The Guess Who: The band Tom Petty said never got their dues

Fame can be a bit of a tricky beast for any fan of a group. Although a lot of acts get to see the greatest heights that any musician could ever hope to see, there are always going to be a few that never get the attention that their audience thinks they deserve. Tom Petty may have existed on the fringes of rock stardom for a while before breaking onto the scene, but in his mind, he thought that things should have been different when it came to The Guess Who.

But when looking at both groups back to back, Petty seemed to come from a different world. Randy Bachman had built the Guess Who with Burton Cummings on the basis of bluesy hard rock in the vein of acts like The Yardbirds, but Petty was more in tune with the chiming sounds of acts like The Byrds and the rock side of Bob Dylan.

That’s not to say that there wasn’t some overlap to be found. Petty always had a bluesy side buried deep inside him from as far back as his debut record, and if Mojo was any indication, he was more than willing to work on different bluesy affairs that Bachman would have been proud to have played on.

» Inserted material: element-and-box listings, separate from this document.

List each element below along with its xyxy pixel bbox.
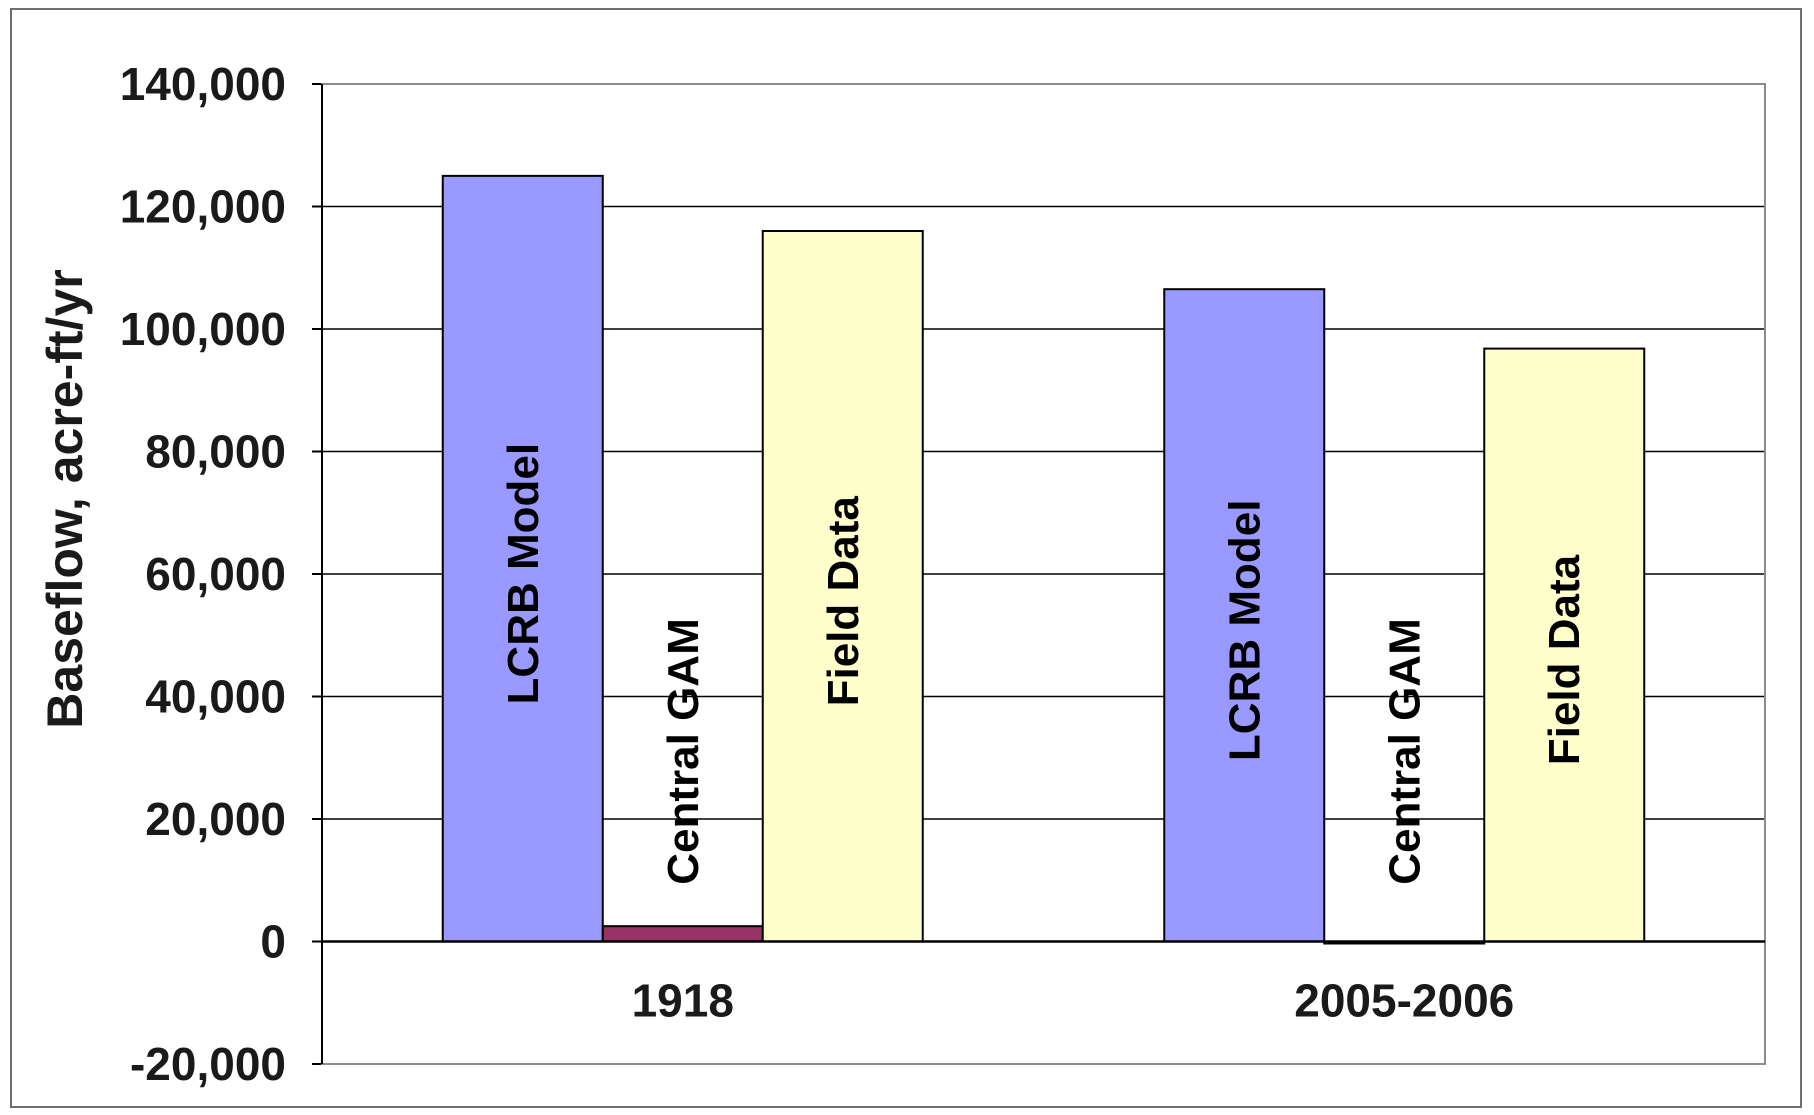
bar-field-data-1918 xyxy=(761,230,924,943)
y-tick-label: 20,000 xyxy=(145,793,286,845)
y-tick-label: 140,000 xyxy=(120,58,286,110)
bars xyxy=(441,174,1646,945)
bar-central-gam-1918 xyxy=(601,925,764,943)
bar-lcrb-model-2005-2006 xyxy=(1163,288,1326,943)
y-tick-label: 120,000 xyxy=(120,181,286,233)
y-axis-title: Baseflow, acre-ft/yr xyxy=(37,269,93,728)
bar-series-label: Field Data xyxy=(819,496,868,707)
bar-series-label: Field Data xyxy=(1540,554,1589,765)
bar-series-labels: LCRB Model Central GAM Field Data LCRB Mode… xyxy=(499,443,1590,885)
bar-field-data-2005-2006 xyxy=(1483,347,1646,943)
x-category-label: 2005-2006 xyxy=(1294,975,1514,1027)
y-tick-label: 80,000 xyxy=(145,426,286,478)
bar-series-label: Central GAM xyxy=(659,618,708,884)
y-tick-labels: -20,000 0 20,000 40,000 60,000 80,000 100,000 1… xyxy=(120,58,286,1090)
x-category-label: 1918 xyxy=(632,975,734,1027)
y-tick-label: 100,000 xyxy=(120,303,286,355)
y-tick-label: 40,000 xyxy=(145,671,286,723)
bar-lcrb-model-1918 xyxy=(441,174,604,943)
bar-series-label: LCRB Model xyxy=(499,443,548,705)
y-tick-label: 0 xyxy=(260,916,286,968)
y-tick-label: -20,000 xyxy=(130,1038,286,1090)
y-tick-label: 60,000 xyxy=(145,548,286,600)
bar-series-label: Central GAM xyxy=(1380,618,1429,884)
bar-series-label: LCRB Model xyxy=(1220,500,1269,762)
x-category-labels: 1918 2005-2006 xyxy=(632,975,1515,1027)
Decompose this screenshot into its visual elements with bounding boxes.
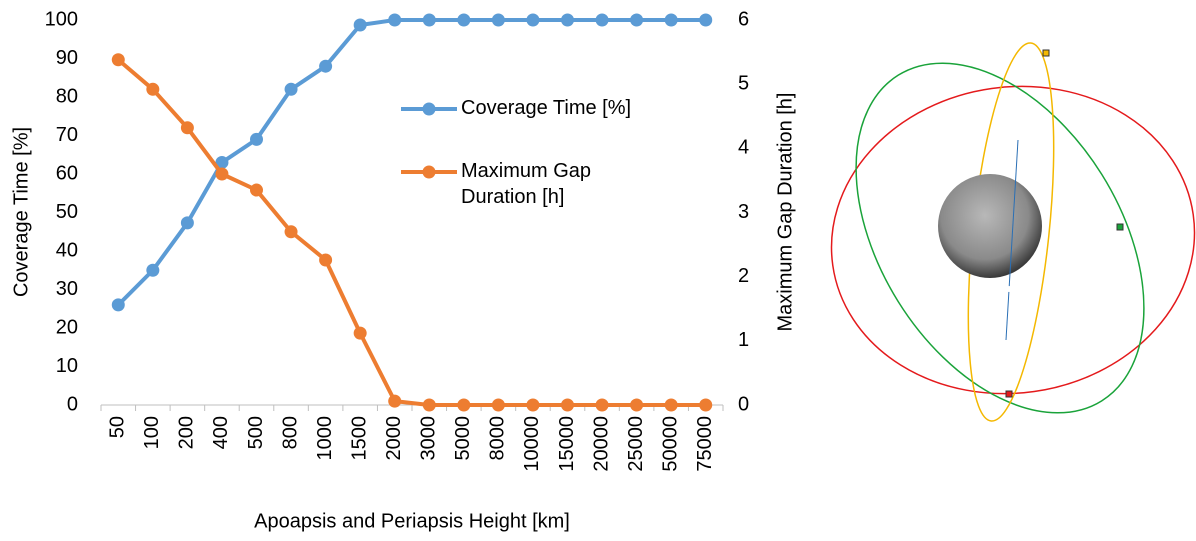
data-point bbox=[526, 13, 540, 27]
x-tick-label: 5000 bbox=[452, 416, 474, 461]
x-tick-label: 15000 bbox=[556, 416, 578, 472]
data-point bbox=[664, 13, 678, 27]
axis-line bbox=[1005, 139, 1019, 341]
y-tick-label: 20 bbox=[56, 316, 78, 338]
x-tick-label: 10000 bbox=[521, 416, 543, 472]
legend-label: Maximum Gap Duration [h] bbox=[461, 160, 592, 208]
data-point bbox=[319, 59, 333, 73]
data-point bbox=[353, 18, 367, 32]
data-point bbox=[630, 13, 644, 27]
x-axis-title: Apoapsis and Periapsis Height [km] bbox=[254, 510, 570, 532]
data-point bbox=[630, 398, 644, 412]
legend-marker bbox=[422, 165, 436, 179]
y2-tick-label: 5 bbox=[738, 72, 749, 94]
legend-marker bbox=[422, 102, 436, 116]
y-tick-label: 0 bbox=[67, 393, 78, 415]
y2-tick-label: 2 bbox=[738, 265, 749, 287]
orbit-diagram bbox=[830, 42, 1196, 422]
data-point bbox=[353, 326, 367, 340]
y2-tick-label: 3 bbox=[738, 201, 749, 223]
y2-tick-label: 1 bbox=[738, 329, 749, 351]
data-point bbox=[699, 398, 713, 412]
legend-entry: Coverage Time [%] bbox=[461, 97, 632, 119]
y-tick-label: 10 bbox=[56, 355, 78, 377]
x-tick-label: 400 bbox=[210, 416, 232, 449]
satellite-red bbox=[1005, 390, 1013, 398]
x-tick-label: 75000 bbox=[694, 416, 716, 472]
data-point bbox=[388, 13, 402, 27]
x-tick-label: 3000 bbox=[418, 416, 440, 461]
x-tick-label: 50 bbox=[107, 416, 129, 438]
data-point bbox=[526, 398, 540, 412]
data-point bbox=[561, 13, 574, 27]
y2-tick-label: 6 bbox=[738, 8, 749, 30]
x-tick-label: 1500 bbox=[348, 416, 370, 461]
data-point bbox=[284, 82, 298, 96]
data-point bbox=[284, 225, 298, 239]
x-tick-label: 500 bbox=[245, 416, 267, 449]
data-point bbox=[180, 121, 194, 135]
y-tick-label: 100 bbox=[45, 8, 78, 30]
data-point bbox=[561, 398, 574, 412]
x-tick-label: 100 bbox=[141, 416, 163, 449]
x-tick-label: 2000 bbox=[383, 416, 405, 461]
satellite-yellow bbox=[1042, 49, 1050, 57]
x-tick-label: 200 bbox=[176, 416, 198, 449]
satellite-green bbox=[1116, 223, 1124, 231]
y2-axis-title: Maximum Gap Duration [h] bbox=[774, 93, 796, 332]
data-point bbox=[491, 13, 505, 27]
legend-label: Coverage Time [%] bbox=[461, 97, 632, 119]
x-tick-label: 20000 bbox=[590, 416, 612, 472]
y-tick-label: 90 bbox=[56, 47, 78, 69]
data-point bbox=[111, 298, 125, 312]
data-point bbox=[319, 253, 333, 267]
y-tick-label: 50 bbox=[56, 201, 78, 223]
x-tick-label: 25000 bbox=[625, 416, 647, 472]
data-point bbox=[699, 13, 713, 27]
data-point bbox=[422, 13, 436, 27]
y2-tick-label: 4 bbox=[738, 137, 749, 159]
data-point bbox=[250, 183, 263, 197]
data-point bbox=[215, 155, 229, 169]
ground-station bbox=[1006, 286, 1012, 292]
data-point bbox=[491, 398, 505, 412]
data-point bbox=[215, 167, 229, 181]
x-tick-label: 50000 bbox=[659, 416, 681, 472]
data-point bbox=[146, 82, 160, 96]
data-point bbox=[146, 263, 160, 277]
legend-entry: Maximum Gap Duration [h] bbox=[461, 160, 592, 208]
moon bbox=[938, 174, 1042, 278]
x-tick-label: 8000 bbox=[487, 416, 509, 461]
y-tick-label: 70 bbox=[56, 124, 78, 146]
data-point bbox=[457, 398, 471, 412]
data-point bbox=[180, 216, 194, 230]
y-tick-label: 60 bbox=[56, 162, 78, 184]
data-point bbox=[595, 13, 609, 27]
data-point bbox=[422, 398, 436, 412]
data-point bbox=[595, 398, 609, 412]
x-tick-label: 800 bbox=[279, 416, 301, 449]
data-point bbox=[457, 13, 471, 27]
data-point bbox=[664, 398, 678, 412]
data-point bbox=[111, 53, 125, 67]
data-point bbox=[388, 394, 402, 408]
y-tick-label: 30 bbox=[56, 278, 78, 300]
y-axis-title: Coverage Time [%] bbox=[10, 127, 32, 297]
orbit-red bbox=[830, 85, 1196, 395]
y2-tick-label: 0 bbox=[738, 393, 749, 415]
y-tick-label: 80 bbox=[56, 85, 78, 107]
y-tick-label: 40 bbox=[56, 239, 78, 261]
orbit-green bbox=[855, 62, 1145, 414]
x-tick-label: 1000 bbox=[314, 416, 336, 461]
data-point bbox=[250, 132, 263, 146]
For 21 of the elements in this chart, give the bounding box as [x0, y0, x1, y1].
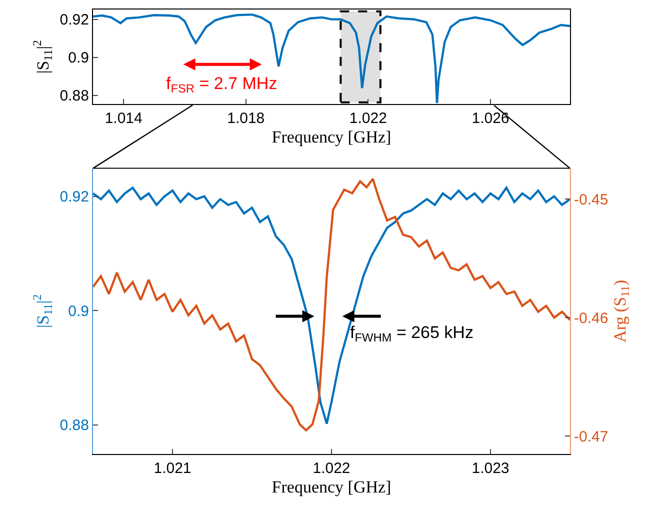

Outside of tunes like ‘American Woman’ and ‘No Sugar Tonight’, though, The Guess Who faded into the background over time. Maybe it was the massive influx of bluesy rock bands arriving around the same time, like Humble Pie and Grand Funk Railroad, but Bachman’s departure from the group to form Bachman Turner Overdrive was the first sign that the group wasn’t going to be the next Rolling Stones by any metric.

Then again, Petty still felt a bit cheated seeing one of his contemporaries not reach the big time like they were supposed to, saying, “They didn’t get that “cool” label. There was a period there when if you were having hit singles, your credibility suffered. A number of late-sixties bands met this fate. The Guess Who had a great singer in Burton Cummings, and Randy Bachman is just a fantastic lead guitarist. I’ll throw them on every now and then because they did make some great tracks.”

In the case of The Guess Who, though, they may have just been in the wrong place at the wrong time. They had started in the late 1960s alongside the future legends of the world, but since Led Zeppelin was about to turn rock and roll into an albums-based genre, the Canadian icons tended to get lost in the shuffle as soon as acts like Cream started to fall by the wayside.

Even if Petty couldn’t give any star power to his friends, he was going to try his best to give the same opportunities to bands whom he thought really deserved it. While none of them reached Heartbreakers levels of success, bringing out acts like The Jayhawks and The Replacements on tour may as well have been Petty’s way of paying it forward for acts that deserved to be given their flowers.

Because that was what the music business was all about for the heartland rocker. The industry can be more than a little bit slimy, so Petty may as well use his position to at least try to make it more manageable for groups rising up the charts.